Züleyha Kork Salantur

We <3 Kargala

Türkiye’de henüz bozulmamış, doğal güzellikler görmek istiyorsanız rotanızı mutlaka Artvin’e çevirmelisiniz; çok net. Cehennem Deresi Kanyonu da bunlardan biri. Henüz el değmemiş, insanların yeni yeni keşfettiği muhteşem bir kanyon.

cehennem deresi kanyonu

Cehennem Deresi Kanyonu nerede?

Artvin’in Ardanuç ilçesine 3 km kala solda, tabela olmasa orada devasa bir kanyon olduğunu asla tahmin edemeyeceğiniz bir yerde. Aslında Artvin’den Ardanuç yoluna saptığınızda, asfalt yol boyunca kanyonun içindesiniz ama asıl patika yollardan, daracık kayaların arasından yürüyerek ulaşılan yer Cehennem Deresi Kanyonu'nun ta kendisi. Kanyonu üstten görmek isterseniz de Cehennem Deresi Kanyonu'na gelmeden, soldan Aşağıırmaklar yolunu takip etmeniz yeterli.

Öncelikle Ardanuç

Ardanuç’un cağ kebabı meşhurmuş. Biliyor muydunuz? Biz bilmiyorduk. O yüzden kanyona tırmanmaya başlamadan ilçeye uğrayalım dedik. İyi ki demişiz çünkü kanyonda bizi zorlu bir parkur bekliyordu. Fakat mümkünse öğlen olmadan uğrayın; çünkü cağ kebap çoğu yerde öğlen gibi bitiyor. Biz öğleden sonra saat iki civarı gittiğimiz halde, önerilen yerlerde cağ bitmişti. Yine de başka bir restoranda bulduk ve gerçekten bayıldık. Hatta her şeye nazlanan beş yaşındaki oğlum bile üç cağ yedi. Artık lezzetini hayal gücünüze bırakıyorum. Restoran da dediysem gayet salaş, küçük mekanlar.

ardanuç

Cehennem Deresi Kanyonu

Ardanuç’tan çıkıp kanyonun girişine geldik. Dediğim gibi tabela olmasa, bu devasa kayaların arasında böyle muazzam bir güzellik olacağını tahmin dahi edemezsiniz. Daracık, kargacık, burgacık bir yerden girip, bir miktar sadece tek kişinin sığacağı yerlerden geçiyorsunuz. Yavaş yavaş genişliyor ve yeşilleniyor.
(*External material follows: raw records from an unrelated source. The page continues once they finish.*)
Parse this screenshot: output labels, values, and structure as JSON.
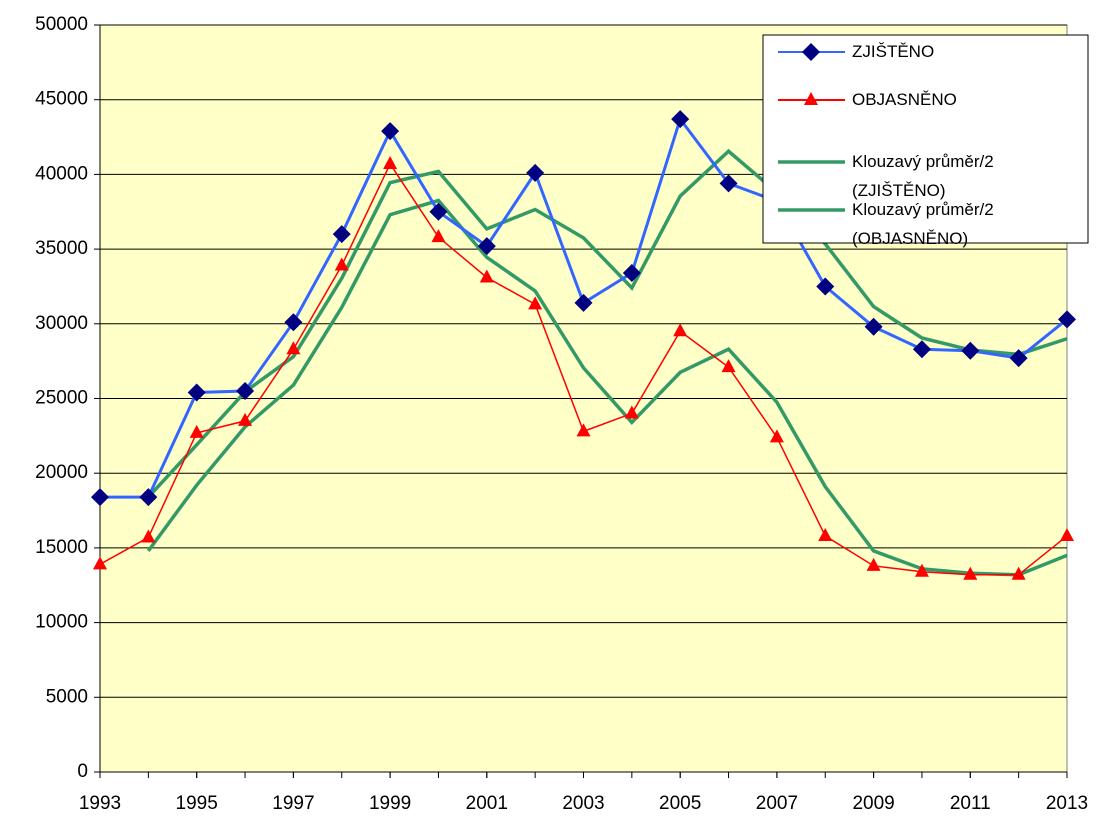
{
  "chart_data": {
    "type": "line",
    "x": [
      1993,
      1994,
      1995,
      1996,
      1997,
      1998,
      1999,
      2000,
      2001,
      2002,
      2003,
      2004,
      2005,
      2006,
      2007,
      2008,
      2009,
      2010,
      2011,
      2012,
      2013
    ],
    "xlim": [
      1993,
      2013
    ],
    "xticks": [
      1993,
      1995,
      1997,
      1999,
      2001,
      2003,
      2005,
      2007,
      2009,
      2011,
      2013
    ],
    "ylim": [
      0,
      50000
    ],
    "yticks": [
      0,
      5000,
      10000,
      15000,
      20000,
      25000,
      30000,
      35000,
      40000,
      45000,
      50000
    ],
    "grid": true,
    "legend": "upper right",
    "series": [
      {
        "name": "ZJIŠTĚNO",
        "color": "#3366ff",
        "marker": "diamond",
        "marker_color": "#000080",
        "values": [
          18400,
          18400,
          25400,
          25500,
          30100,
          36000,
          42900,
          37500,
          35200,
          40100,
          31400,
          33400,
          43700,
          39400,
          38200,
          32500,
          29800,
          28300,
          28200,
          27700,
          30300
        ]
      },
      {
        "name": "OBJASNĚNO",
        "color": "#ff0000",
        "marker": "triangle",
        "marker_color": "#ff0000",
        "values": [
          13900,
          15700,
          22700,
          23500,
          28300,
          33900,
          40700,
          35800,
          33100,
          31300,
          22800,
          24000,
          29500,
          27100,
          22400,
          15800,
          13800,
          13400,
          13200,
          13200,
          15800
        ]
      },
      {
        "name": "Klouzavý průměr/2 (ZJIŠTĚNO)",
        "color": "#339966",
        "values": [
          null,
          18400,
          21900,
          25450,
          27800,
          33050,
          39450,
          40200,
          36350,
          37650,
          35750,
          32400,
          38550,
          41550,
          38800,
          35350,
          31150,
          29050,
          28250,
          27950,
          29000
        ]
      },
      {
        "name": "Klouzavý průměr/2 (OBJASNĚNO)",
        "color": "#339966",
        "values": [
          null,
          14800,
          19200,
          23100,
          25900,
          31100,
          37300,
          38250,
          34450,
          32200,
          27050,
          23400,
          26750,
          28300,
          24750,
          19100,
          14800,
          13600,
          13300,
          13200,
          14500
        ]
      }
    ]
  }
}
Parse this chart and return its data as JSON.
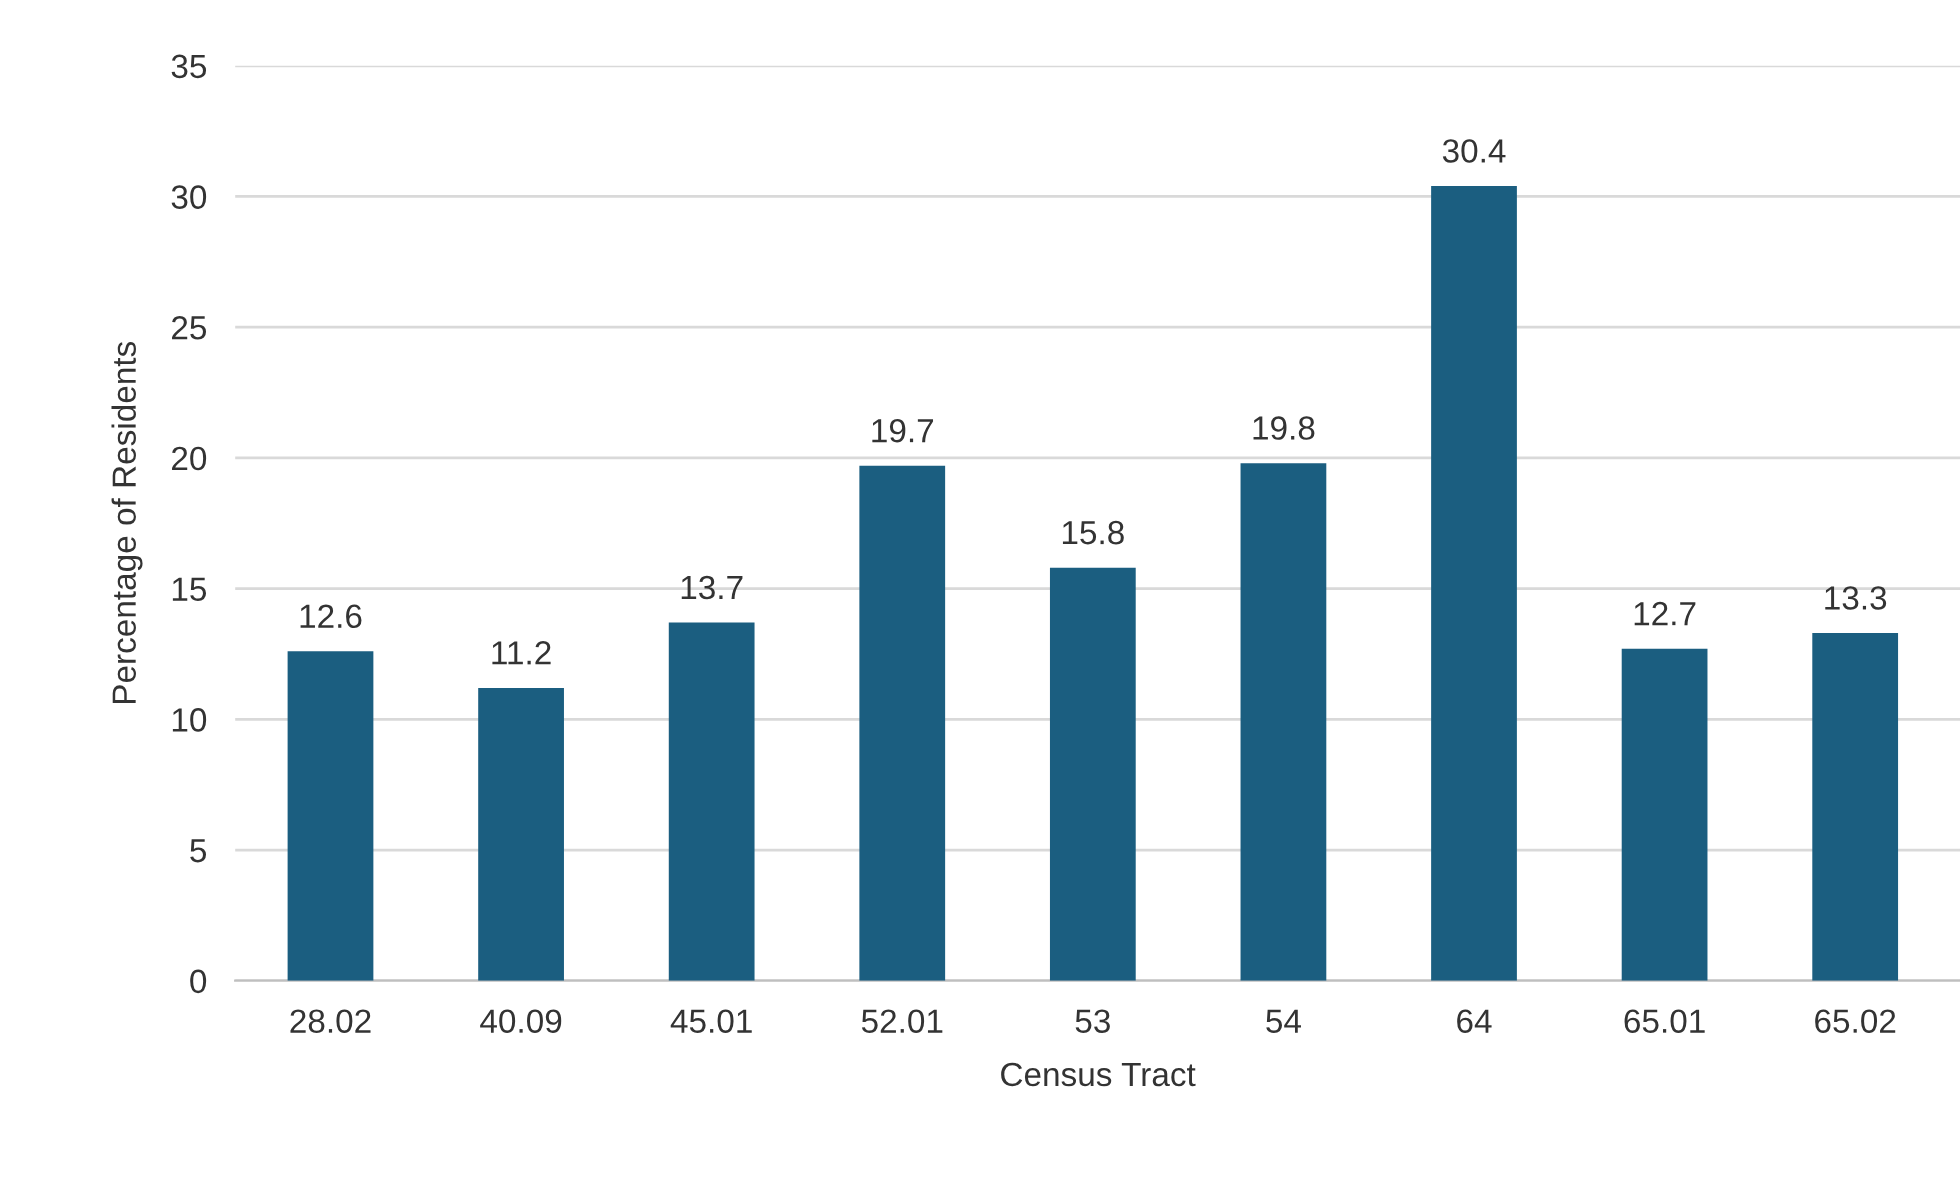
{
  "chart_data": {
    "type": "bar",
    "xlabel": "Census Tract",
    "ylabel": "Percentage of Residents",
    "categories": [
      "28.02",
      "40.09",
      "45.01",
      "52.01",
      "53",
      "54",
      "64",
      "65.01",
      "65.02"
    ],
    "values": [
      12.6,
      11.2,
      13.7,
      19.7,
      15.8,
      19.8,
      30.4,
      12.7,
      13.3
    ],
    "color": "#1b5e80",
    "ylim": [
      0,
      35
    ],
    "yticks": [
      0,
      5,
      10,
      15,
      20,
      25,
      30,
      35
    ],
    "grid": "y",
    "data_labels": true
  }
}
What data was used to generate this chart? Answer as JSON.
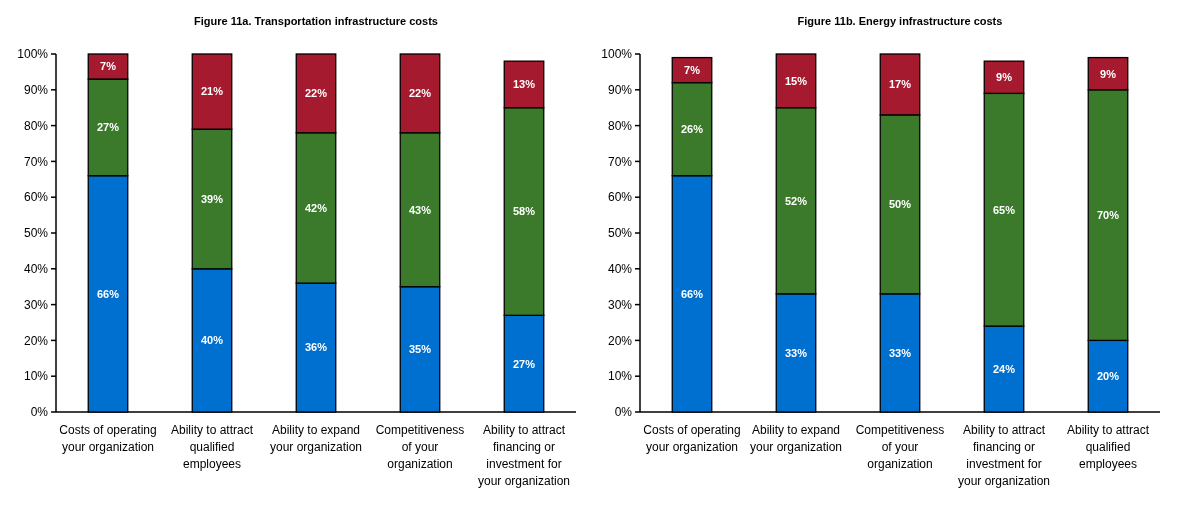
{
  "chart_data": [
    {
      "type": "bar",
      "title": "Figure 11a. Transportation infrastructure costs",
      "stacked": true,
      "grid": false,
      "categories": [
        "Costs of operating your organization",
        "Ability to attract qualified employees",
        "Ability to expand your organization",
        "Competitiveness of your organization",
        "Ability to attract financing  or investment for your organization"
      ],
      "ylim": [
        0,
        100
      ],
      "yticks": [
        {
          "value": 0,
          "label": "0%"
        },
        {
          "value": 10,
          "label": "10%"
        },
        {
          "value": 20,
          "label": "20%"
        },
        {
          "value": 30,
          "label": "30%"
        },
        {
          "value": 40,
          "label": "40%"
        },
        {
          "value": 50,
          "label": "50%"
        },
        {
          "value": 60,
          "label": "60%"
        },
        {
          "value": 70,
          "label": "70%"
        },
        {
          "value": 80,
          "label": "80%"
        },
        {
          "value": 90,
          "label": "90%"
        },
        {
          "value": 100,
          "label": "100%"
        }
      ],
      "series": [
        {
          "color": "#0070d0",
          "values": [
            66,
            40,
            36,
            35,
            27
          ],
          "value_labels": [
            "66%",
            "40%",
            "36%",
            "35%",
            "27%"
          ]
        },
        {
          "color": "#3a7a2a",
          "values": [
            27,
            39,
            42,
            43,
            58
          ],
          "value_labels": [
            "27%",
            "39%",
            "42%",
            "43%",
            "58%"
          ]
        },
        {
          "color": "#a51a2e",
          "values": [
            7,
            21,
            22,
            22,
            13
          ],
          "value_labels": [
            "7%",
            "21%",
            "22%",
            "22%",
            "13%"
          ]
        }
      ]
    },
    {
      "type": "bar",
      "title": "Figure 11b. Energy infrastructure costs",
      "stacked": true,
      "grid": false,
      "categories": [
        "Costs of operating your organization",
        "Ability to expand your organization",
        "Competitiveness of your organization",
        "Ability to attract financing or investment for your organization",
        "Ability to attract qualified employees"
      ],
      "ylim": [
        0,
        100
      ],
      "yticks": [
        {
          "value": 0,
          "label": "0%"
        },
        {
          "value": 10,
          "label": "10%"
        },
        {
          "value": 20,
          "label": "20%"
        },
        {
          "value": 30,
          "label": "30%"
        },
        {
          "value": 40,
          "label": "40%"
        },
        {
          "value": 50,
          "label": "50%"
        },
        {
          "value": 60,
          "label": "60%"
        },
        {
          "value": 70,
          "label": "70%"
        },
        {
          "value": 80,
          "label": "80%"
        },
        {
          "value": 90,
          "label": "90%"
        },
        {
          "value": 100,
          "label": "100%"
        }
      ],
      "series": [
        {
          "color": "#0070d0",
          "values": [
            66,
            33,
            33,
            24,
            20
          ],
          "value_labels": [
            "66%",
            "33%",
            "33%",
            "24%",
            "20%"
          ]
        },
        {
          "color": "#3a7a2a",
          "values": [
            26,
            52,
            50,
            65,
            70
          ],
          "value_labels": [
            "26%",
            "52%",
            "50%",
            "65%",
            "70%"
          ]
        },
        {
          "color": "#a51a2e",
          "values": [
            7,
            15,
            17,
            9,
            9
          ],
          "value_labels": [
            "7%",
            "15%",
            "17%",
            "9%",
            "9%"
          ]
        }
      ]
    }
  ]
}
Kanyonun ismi cehennem belki ama çıktığımız yokuş cennete çıkıyor.

Cehennem Deresi Kanyonu'nda tırmanmak yorucu ama sadece 500 metrelik bir yer olduğu için sonuna kadar gitmenizi tavsiye ederim. Bir de mutlaka rahat bir ayakkabı ve rahat kıyafet... Eğer minnoş bir kişiliğiniz yoksa zorlanacağınızı düşünmüyorum. Beş yaşındaki oğlum bile atlaya atlaya çıktı. Hatta bizden daha çok keyif aldığını düşünüyorum. Çünkü "burası gerçek bir macera parkuru" diye diye ilerledi.

Kanyonun sonuna geldiğinizde devasa kayaların arasında, taşların üstüne oturup dinlenmek ve hatta hayatı sorgulamak paha biçilemez. Doğa nasıl güzel, nasıl da sürprizli. Düşünmeden edemiyor insan. Elbette gezgin ruhum "burası bu kadar güzelse daha ayak basmam gereken ne güzellikler vardır?" diye heyecanlanıyor. Doğa demişken ve buraya kadar gelmişken, Rize turu yapmak için de bu yazımı mutlaka okuyun!

Tabii bir de her yerde olduğu gibi kanyonun girişinde de işemiş, pislemiş, kayalara yazılar yazmış insan müsveddeleri de canımı sıkıyor. "Neden?" diye sormadan edemiyorum. Güzel olan her şeyi mahvetmeye neden bu kadar meyillisiniz?